In a military town, Suzanne Purdy, MBA, RN,
partially handles rapid staff turnover by hiring
married registry nurses. The benefits of a full-time
job aren’t as much of a lure for them, she said, if
their military spouses supply the medical/dental
coverage.
But the expense and stress of constantly training
new part-time registry nurses takes its toll on her.
Out of necessity, Purdy, vice president for patient
care at Paradise Valley Hospital in San Diego, a
Christian-owned, nonprofit community hospital with
302 beds, also hires new grads for positions in the
definitive observation unit.
In the past, Purdy would have held out for more
experienced nurses.
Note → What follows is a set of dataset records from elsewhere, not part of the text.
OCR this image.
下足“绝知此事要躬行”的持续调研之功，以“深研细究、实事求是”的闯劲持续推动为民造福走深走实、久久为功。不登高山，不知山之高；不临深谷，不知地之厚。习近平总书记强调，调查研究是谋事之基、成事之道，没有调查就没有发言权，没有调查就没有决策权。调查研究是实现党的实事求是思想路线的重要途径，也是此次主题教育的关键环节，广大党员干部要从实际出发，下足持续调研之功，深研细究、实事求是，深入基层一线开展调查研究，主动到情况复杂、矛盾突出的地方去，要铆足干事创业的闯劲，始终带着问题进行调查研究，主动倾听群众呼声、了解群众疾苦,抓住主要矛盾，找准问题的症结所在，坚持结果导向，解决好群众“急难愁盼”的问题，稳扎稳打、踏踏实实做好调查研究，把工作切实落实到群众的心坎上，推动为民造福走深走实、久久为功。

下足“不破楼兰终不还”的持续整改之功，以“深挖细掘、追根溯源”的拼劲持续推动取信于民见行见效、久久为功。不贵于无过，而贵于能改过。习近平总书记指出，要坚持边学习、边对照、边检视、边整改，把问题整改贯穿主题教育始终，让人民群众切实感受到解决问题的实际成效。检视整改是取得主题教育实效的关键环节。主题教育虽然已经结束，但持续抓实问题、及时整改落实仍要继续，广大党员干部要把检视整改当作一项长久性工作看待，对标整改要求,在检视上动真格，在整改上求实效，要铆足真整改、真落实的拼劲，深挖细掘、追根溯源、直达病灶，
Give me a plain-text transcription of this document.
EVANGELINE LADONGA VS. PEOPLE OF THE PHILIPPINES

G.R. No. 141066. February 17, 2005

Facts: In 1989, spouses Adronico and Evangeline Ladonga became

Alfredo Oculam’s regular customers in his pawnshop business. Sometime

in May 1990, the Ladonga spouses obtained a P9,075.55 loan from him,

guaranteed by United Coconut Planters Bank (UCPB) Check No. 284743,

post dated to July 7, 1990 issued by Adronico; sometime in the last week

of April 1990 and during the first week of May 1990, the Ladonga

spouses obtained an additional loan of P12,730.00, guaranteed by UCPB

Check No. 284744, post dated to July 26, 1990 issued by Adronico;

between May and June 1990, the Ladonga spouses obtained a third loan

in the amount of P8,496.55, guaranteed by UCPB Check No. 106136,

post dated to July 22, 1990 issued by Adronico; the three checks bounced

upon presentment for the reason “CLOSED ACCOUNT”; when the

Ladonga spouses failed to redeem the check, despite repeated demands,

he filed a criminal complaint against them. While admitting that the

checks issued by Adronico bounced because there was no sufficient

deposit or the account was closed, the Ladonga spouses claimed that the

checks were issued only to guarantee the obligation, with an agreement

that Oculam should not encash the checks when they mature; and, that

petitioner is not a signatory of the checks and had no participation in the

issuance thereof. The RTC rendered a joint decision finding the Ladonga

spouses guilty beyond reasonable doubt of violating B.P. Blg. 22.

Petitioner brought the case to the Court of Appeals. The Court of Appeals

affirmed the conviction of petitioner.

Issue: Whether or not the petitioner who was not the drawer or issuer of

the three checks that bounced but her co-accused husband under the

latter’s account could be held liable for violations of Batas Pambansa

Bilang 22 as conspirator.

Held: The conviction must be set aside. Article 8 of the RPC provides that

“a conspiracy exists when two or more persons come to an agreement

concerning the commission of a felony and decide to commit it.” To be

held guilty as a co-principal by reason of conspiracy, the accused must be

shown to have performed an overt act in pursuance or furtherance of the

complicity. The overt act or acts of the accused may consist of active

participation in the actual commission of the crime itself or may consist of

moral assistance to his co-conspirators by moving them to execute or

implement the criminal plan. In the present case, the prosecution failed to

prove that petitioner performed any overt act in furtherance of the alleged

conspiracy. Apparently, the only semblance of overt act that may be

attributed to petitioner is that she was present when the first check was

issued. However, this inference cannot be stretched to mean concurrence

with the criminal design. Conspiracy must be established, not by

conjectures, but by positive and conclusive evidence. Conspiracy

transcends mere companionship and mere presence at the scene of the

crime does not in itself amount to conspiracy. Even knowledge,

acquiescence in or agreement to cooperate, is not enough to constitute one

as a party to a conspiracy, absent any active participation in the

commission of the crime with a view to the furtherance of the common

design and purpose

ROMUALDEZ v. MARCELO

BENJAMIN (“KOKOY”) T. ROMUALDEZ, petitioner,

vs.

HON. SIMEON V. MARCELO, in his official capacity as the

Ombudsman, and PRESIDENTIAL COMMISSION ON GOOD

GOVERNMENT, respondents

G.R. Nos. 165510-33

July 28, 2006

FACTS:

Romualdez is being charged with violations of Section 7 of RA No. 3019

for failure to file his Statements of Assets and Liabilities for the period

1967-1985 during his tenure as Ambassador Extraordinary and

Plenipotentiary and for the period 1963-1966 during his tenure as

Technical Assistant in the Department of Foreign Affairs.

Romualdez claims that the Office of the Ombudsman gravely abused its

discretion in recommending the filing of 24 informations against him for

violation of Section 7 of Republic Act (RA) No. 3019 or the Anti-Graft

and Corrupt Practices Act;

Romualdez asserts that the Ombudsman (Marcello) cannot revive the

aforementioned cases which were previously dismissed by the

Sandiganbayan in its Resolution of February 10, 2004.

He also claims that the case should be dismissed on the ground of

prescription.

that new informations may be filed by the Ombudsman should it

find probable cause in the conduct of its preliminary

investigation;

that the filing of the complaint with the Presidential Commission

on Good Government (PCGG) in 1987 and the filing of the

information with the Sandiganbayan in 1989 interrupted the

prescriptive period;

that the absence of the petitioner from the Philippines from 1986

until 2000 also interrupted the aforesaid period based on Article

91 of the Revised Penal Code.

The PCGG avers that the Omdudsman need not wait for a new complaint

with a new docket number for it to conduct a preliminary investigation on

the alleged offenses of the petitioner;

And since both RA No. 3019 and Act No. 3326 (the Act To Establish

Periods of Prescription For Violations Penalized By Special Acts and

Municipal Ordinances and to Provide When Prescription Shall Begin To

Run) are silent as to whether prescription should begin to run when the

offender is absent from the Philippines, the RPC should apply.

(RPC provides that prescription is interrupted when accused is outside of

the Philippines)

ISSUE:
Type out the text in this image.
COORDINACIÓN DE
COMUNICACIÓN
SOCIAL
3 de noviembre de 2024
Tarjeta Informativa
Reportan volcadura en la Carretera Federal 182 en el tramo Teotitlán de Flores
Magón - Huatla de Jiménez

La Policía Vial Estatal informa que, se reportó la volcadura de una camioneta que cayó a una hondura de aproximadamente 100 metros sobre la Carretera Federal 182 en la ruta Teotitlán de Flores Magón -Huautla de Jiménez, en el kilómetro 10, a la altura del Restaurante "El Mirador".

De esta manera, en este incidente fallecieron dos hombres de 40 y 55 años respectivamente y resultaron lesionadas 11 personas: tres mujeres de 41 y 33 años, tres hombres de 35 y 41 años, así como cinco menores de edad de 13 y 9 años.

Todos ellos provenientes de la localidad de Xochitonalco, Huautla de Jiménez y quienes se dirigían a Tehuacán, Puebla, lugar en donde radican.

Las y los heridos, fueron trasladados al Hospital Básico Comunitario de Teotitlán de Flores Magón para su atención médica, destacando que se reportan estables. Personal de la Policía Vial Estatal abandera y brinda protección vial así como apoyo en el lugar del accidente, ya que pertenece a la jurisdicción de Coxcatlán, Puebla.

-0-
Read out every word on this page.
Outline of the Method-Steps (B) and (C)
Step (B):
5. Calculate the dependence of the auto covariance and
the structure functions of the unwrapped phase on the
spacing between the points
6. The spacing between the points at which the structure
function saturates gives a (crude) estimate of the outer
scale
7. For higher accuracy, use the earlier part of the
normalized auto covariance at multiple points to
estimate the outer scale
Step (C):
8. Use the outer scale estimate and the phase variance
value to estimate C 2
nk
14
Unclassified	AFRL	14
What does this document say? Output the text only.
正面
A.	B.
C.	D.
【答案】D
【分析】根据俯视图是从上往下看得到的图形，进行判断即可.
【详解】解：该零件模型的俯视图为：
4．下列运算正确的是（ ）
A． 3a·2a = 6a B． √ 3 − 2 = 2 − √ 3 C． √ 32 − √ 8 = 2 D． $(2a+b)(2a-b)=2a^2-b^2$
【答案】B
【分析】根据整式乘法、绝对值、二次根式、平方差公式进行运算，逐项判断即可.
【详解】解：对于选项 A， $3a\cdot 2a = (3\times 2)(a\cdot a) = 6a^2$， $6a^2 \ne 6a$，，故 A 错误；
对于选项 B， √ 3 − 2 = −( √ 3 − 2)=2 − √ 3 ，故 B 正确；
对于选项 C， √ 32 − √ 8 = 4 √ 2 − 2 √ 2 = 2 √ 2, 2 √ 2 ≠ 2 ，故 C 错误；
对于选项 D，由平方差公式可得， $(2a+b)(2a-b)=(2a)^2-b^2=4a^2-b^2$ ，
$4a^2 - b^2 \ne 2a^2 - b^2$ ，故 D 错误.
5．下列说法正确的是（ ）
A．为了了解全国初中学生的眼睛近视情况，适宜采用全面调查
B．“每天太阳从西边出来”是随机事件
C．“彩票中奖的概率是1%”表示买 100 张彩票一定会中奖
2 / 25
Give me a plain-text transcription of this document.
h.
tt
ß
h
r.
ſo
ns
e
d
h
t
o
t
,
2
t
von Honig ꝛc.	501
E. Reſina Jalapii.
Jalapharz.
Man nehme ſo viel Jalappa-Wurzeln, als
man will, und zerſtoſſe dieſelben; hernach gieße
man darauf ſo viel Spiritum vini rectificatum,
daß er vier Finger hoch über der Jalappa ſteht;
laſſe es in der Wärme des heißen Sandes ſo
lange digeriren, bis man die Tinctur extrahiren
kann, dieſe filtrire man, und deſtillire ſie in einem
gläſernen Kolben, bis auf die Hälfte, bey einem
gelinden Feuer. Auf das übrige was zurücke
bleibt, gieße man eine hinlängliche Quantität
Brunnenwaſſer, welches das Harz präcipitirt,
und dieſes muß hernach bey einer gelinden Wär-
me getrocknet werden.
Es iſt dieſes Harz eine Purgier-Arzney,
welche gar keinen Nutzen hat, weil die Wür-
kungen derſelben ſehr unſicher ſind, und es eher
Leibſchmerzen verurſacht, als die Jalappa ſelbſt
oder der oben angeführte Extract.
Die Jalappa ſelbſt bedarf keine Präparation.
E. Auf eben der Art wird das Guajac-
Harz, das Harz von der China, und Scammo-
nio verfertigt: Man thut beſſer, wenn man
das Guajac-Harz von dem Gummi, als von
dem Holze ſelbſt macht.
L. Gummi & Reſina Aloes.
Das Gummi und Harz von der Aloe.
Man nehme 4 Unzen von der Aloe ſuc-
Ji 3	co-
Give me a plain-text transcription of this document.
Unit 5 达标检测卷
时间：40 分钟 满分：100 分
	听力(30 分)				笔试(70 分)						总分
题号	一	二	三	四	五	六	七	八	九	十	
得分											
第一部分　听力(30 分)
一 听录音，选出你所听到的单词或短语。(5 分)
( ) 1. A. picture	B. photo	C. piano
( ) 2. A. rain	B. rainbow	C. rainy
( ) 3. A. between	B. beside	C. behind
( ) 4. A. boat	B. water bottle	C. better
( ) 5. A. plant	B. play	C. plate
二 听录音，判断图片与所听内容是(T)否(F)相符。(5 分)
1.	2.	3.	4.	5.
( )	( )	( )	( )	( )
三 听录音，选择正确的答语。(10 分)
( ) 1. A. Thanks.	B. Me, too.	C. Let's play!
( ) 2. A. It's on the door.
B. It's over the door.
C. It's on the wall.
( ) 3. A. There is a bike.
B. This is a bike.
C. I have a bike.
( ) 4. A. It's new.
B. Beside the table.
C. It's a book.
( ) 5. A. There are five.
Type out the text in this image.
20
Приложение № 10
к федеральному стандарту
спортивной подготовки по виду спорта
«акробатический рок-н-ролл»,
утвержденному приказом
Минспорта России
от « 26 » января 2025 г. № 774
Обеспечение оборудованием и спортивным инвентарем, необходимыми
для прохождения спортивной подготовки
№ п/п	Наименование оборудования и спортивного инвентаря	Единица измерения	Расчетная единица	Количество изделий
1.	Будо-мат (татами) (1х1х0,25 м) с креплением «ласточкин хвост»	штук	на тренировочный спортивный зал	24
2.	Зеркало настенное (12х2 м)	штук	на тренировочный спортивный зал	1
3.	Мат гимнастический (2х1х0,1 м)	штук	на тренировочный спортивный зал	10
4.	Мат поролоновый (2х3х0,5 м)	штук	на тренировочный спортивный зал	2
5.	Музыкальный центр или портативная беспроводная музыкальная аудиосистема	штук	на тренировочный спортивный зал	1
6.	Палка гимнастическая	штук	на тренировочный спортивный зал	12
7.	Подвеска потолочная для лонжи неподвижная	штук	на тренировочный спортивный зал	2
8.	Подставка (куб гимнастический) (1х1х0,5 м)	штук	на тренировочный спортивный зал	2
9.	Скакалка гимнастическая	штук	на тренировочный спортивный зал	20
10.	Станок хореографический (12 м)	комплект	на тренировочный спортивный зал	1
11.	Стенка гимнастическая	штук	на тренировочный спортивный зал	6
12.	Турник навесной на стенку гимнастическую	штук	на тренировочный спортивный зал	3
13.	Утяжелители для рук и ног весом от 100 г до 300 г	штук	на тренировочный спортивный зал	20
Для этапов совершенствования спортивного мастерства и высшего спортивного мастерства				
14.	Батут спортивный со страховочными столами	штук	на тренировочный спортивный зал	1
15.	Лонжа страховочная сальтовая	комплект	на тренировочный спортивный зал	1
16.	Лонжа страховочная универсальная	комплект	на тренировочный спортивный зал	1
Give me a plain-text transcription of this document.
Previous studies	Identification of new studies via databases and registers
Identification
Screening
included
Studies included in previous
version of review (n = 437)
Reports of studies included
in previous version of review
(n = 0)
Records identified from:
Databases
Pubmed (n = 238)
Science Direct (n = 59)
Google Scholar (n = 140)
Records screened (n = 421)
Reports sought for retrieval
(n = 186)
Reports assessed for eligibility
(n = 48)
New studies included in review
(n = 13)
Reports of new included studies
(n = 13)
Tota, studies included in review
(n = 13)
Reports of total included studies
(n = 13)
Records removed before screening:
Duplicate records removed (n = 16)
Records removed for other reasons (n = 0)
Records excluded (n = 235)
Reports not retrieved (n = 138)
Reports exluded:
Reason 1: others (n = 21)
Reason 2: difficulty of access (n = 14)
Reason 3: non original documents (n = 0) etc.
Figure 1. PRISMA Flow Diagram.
Some of the new hires do come
from skilled nursing environments but haven’t worked
in acute care for a while, she said. They usually
require special refresher education and clinical
precepting to return to the bedside. "Then what may
happen is they’ll leave," she said.
Studies indicate that loyalty is diminishing among
Gen-Y and Gen-X nurses, she added. Job-hopping,
largely frowned upon by baby boomer nurses, is the
norm among their younger cohorts, who often stay
exactly as long as their $3,000 to $5,000 signing
bonuses say they must, Purdy said. "From my
experience, the nursing shortage is acute–extremely
acute," she said.
The alarm sounds
Purdy is far from alone. News reports from across
the country paint an alarming picture of an acute
worldwide nursing shortage that promises to become
much worse in the years ahead.
Knowledge of the problem saturates most nurses, but
solutions still may look murky. Ominous results of
the latest National Sample Survey of Registered
Nurses show the supply of nurses–thoroughly reported
as insufficient–will slow even further. Sigma Theta
Tau International Honor Society of Nursing calls the
shortage a major threat to the future of the world’s
health care system. It’s not just a U.S. crisis.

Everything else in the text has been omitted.